8 DIDIER JR., Fredie. Curso de Direito Processual Civil: teoria da prova, direito probatório, ações probatórias, decisão, precedente, coisa julgada e antecipação dos efeitos da tutela. v. 2, 11. ed. Salvador: JusPodivm, 2016, p. 294. Como explica o doutrinador, cabe a perícia simplificada “quando a constatação do fato for simples (ou de menor complexidade) e, não, quando o fato assim se revela. Isso ocorre, basicamente, em duas hipóteses: i) o especialista presenciou fato, cuja percepção técnica e demonstração são simples, ii) o especialista não presenciou o fato, mas seu depoimento é o bastante para explicá-lo e interpretá-lo em termos técnicos. Nestes casos, o juiz, de oficio ou a requerimento, poderá substituir a perícia formal por essa perícia informal e simplificada”.
9 DIDIER JR., Fredie; CUNHA, Leonardo Carneiro da. Curso de Direito Processo Civil: meios de impugnação às decisões judiciais e processo nos tribunais. v. 3. 13 ed. Salvador: JusPodivm, p. 46-48.
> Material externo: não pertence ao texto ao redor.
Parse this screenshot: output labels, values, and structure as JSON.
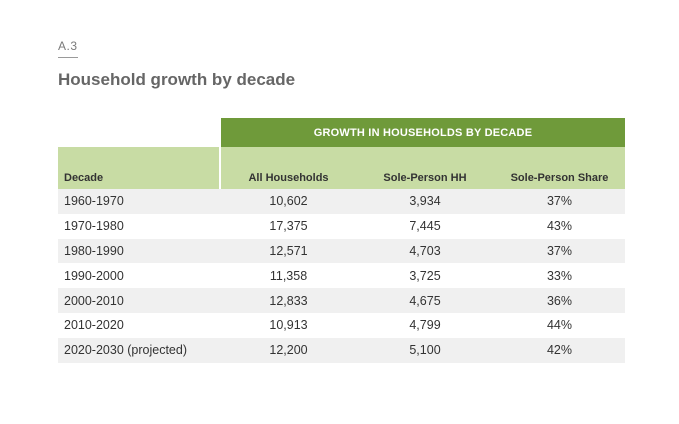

10 Cite, por exemplo, a conversão do feito em diligência no próprio tribunal (artigo 938, parágrafo 3º, do CPC). Registre-se que, em razão de sua localização topográfica (no capítulo “Da ordem dos processos no tribunal”), não há razão, a princípio, para restringir a sua incidência apenas ao recurso de apelação cível.
11 Sobre o dever de comprometimento do julgador, ver o nosso MAZZOLA, Marcelo. Tutela Jurisdicional Colaborativa: a cooperação como fundamento autônomo de impugnação. Curitiba: CRV, 2017.
12 Quando, então, o perito fará uma análise completa das questões técnicas e poderá reexaminar o ponto já elucidado, inclusive à luz de novos elementos. Vale registrar que caberá ao juiz, quando do julgamento do mérito, examinar a integralidade da prova técnica. Na prática, ocorre apenas o diferimento da cognoscibilidade do juiz quanto à questão técnica, o que afasta eventual alegação de supressão de instância.